The (melo)Drama of a Scraped Knee

This is a story about this child of mine:

The one I’ve called the drama king, whose toy conflicts require trial by jury, whose every sniffle becomes a matter of national security.

I don’t think the title quite does him justice.

We went outside after dinner last Thursday to play for an hour before baths. Nicholas promptly tripped on his bare toes and went down on all fours on the concrete. Screams. Running to my outstretched arms. “I need—huh, Mommy!” (Hug.) But a hug apparently wasn’t enough; judging by his body language, the only sufficient comfort would be to crawl back inside me. (In case you missed the memo, that space is taken.)

He had a pair of minor raspberries to show for his mishap. Very minor. Not worth the energy for a special trip inside to clean them up, not when we were forty minutes from bath time. So I snuggled him for a minute and sent him off to play again.

Ten minutes later, down he went again. Back to my outstretched arms. Another assault on my poor uterus. Then Alex distracted him with a wild ride in the push-car, and giggles reigned on our street.

When we went inside for baths, the drama began. “My knee hurt,” he sobbed over and over. “My knee…my knee hurt…” You know when you scrape your knee, and it’s fine as long as you don’t change the angle of the joint? I tried to show him that if he’d just get his leg straight in the bathwater, the pain would ease off in a minute. No way. He was inconsolable. “Do you just want me to wash you and get you out?” I asked.

“Yeah,” he sobbed.

So much for my grand plans of folding the last remnant of laundry while they played. I washed him to a chorus of ear-splitting wails, wrapped him in a towel and carried him to my bed, where I could snuggle with him long enough to calm him down so I could wrestle Julianna through her bath. (I’ve never liked bath time, but in the third trimester I really loathe them. I’m a sweaty mess by the time I’m done.)

But he wouldn’t calm down unless I had my hand wrapped around his head, pressing it into my shoulder, and my cheek on his forehead. Any time I tried a variation on this position, the howling ratcheted upward again. “Nicholas, I have to go wash your sister,” I said repeatedly, with decreasing patience.

At length, he consented to be abandoned, providing he was covered with a crocheted blanket. I went to deal with Julianna, who likes having her hair washed about as much as she likes a visit to the cardiologist. When we finished with teeth, hair and jammies, I looked around for Nicholas, expecting him to be back up and around by this point.

Nope.
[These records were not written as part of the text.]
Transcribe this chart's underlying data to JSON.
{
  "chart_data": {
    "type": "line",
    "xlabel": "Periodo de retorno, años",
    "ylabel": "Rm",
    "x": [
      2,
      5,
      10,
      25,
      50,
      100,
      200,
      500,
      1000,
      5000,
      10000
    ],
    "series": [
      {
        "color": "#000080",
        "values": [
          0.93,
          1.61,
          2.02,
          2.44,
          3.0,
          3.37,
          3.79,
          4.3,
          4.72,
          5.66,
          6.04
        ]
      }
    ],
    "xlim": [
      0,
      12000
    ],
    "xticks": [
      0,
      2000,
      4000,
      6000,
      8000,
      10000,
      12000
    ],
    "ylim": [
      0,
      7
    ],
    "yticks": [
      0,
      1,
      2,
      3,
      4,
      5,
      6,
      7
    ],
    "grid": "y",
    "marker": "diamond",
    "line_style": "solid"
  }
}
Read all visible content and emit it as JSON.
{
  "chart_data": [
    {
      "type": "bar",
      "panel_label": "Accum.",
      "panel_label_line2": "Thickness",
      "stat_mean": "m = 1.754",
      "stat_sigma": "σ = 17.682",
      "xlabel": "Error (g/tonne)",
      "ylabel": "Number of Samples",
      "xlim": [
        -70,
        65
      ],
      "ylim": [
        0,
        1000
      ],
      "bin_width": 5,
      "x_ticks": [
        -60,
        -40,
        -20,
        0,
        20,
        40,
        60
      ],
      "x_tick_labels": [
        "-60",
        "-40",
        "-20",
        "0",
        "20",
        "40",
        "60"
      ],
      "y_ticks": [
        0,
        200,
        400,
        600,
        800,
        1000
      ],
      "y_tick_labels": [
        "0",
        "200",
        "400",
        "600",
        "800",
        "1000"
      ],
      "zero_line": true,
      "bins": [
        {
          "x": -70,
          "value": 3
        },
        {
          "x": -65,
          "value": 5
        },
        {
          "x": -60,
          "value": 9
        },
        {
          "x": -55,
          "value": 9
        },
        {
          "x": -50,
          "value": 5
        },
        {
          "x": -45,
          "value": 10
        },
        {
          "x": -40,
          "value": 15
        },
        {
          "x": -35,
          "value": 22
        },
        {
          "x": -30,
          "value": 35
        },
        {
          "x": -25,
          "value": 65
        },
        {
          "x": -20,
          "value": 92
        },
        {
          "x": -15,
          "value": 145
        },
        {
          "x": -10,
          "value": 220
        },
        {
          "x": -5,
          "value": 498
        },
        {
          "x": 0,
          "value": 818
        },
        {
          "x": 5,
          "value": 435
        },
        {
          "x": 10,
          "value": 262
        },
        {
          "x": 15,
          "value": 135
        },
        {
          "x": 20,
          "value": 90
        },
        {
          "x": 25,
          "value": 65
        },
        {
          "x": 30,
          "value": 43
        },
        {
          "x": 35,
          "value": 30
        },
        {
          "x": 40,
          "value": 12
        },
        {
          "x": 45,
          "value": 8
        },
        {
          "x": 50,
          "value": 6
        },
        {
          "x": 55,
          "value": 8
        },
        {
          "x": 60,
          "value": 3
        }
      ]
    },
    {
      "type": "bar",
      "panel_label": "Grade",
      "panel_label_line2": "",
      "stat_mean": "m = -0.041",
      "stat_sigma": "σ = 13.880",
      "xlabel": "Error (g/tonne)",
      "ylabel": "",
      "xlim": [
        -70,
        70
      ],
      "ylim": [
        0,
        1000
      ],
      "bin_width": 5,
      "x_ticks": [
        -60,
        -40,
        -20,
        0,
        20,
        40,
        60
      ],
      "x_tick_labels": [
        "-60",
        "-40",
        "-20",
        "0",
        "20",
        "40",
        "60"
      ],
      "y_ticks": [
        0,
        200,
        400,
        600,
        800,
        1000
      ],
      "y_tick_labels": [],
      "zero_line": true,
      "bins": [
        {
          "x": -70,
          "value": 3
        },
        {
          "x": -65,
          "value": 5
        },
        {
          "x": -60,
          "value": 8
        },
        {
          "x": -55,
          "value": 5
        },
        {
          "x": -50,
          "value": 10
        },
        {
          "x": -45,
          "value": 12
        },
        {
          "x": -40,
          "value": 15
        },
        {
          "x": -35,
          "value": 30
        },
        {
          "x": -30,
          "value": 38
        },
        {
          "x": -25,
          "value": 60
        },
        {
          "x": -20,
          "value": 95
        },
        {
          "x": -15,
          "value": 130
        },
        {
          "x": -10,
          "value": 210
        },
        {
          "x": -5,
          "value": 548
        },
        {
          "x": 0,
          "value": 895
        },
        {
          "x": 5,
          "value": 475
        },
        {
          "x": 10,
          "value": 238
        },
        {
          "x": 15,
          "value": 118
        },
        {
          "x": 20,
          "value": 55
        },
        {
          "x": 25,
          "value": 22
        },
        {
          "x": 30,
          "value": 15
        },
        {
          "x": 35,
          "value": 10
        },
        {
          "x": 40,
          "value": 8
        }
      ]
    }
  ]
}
Nicholas lay exactly where I left him, sniffling and quivering on my bed, under a blanket.

About this time Christian finished teaching lessons and came upstairs. “What was THAT all about?” he said.

“A skinned knee,” I said. “Can you believe it?”

Christian walked over to Nicholas. “Can I see it, buddy?”

Screams. Chubby arms clutching the blanket. Christian looked at me with concern. “Are you sure it isn’t dislocated or something?”

“He’s been walking on it,” I said. “He’s just being a drama king.”

Christian smothered a smile. “Well, then,” he said in his best teasing voice, “I guess we’ll just have to cut your knees off. What do you think, Nicholas? Should we cut your knees off?”

Oh, you thought there was screaming before, did you?

“Christian!” I shrieked. I flung myself across the bed and attempted to explain the concept of “teasing” to a two-year-old. Abashed, my husband came over and tried again. “Nicholas, will you let me look at it?”

Screams. Nicholas lunged for Mommy. I shot my husband a glare. “I wouldn’t let you look at it, either, after that!”

Christian gave up and retreated. If it wasn’t so funny, he might have felt bad. “Must remember,” he said, “that Nicholas doesn’t understand teasing yet.”

Ah, the melodrama of a scraped knee.

In case you’re wondering, Nicholas never mentioned it again.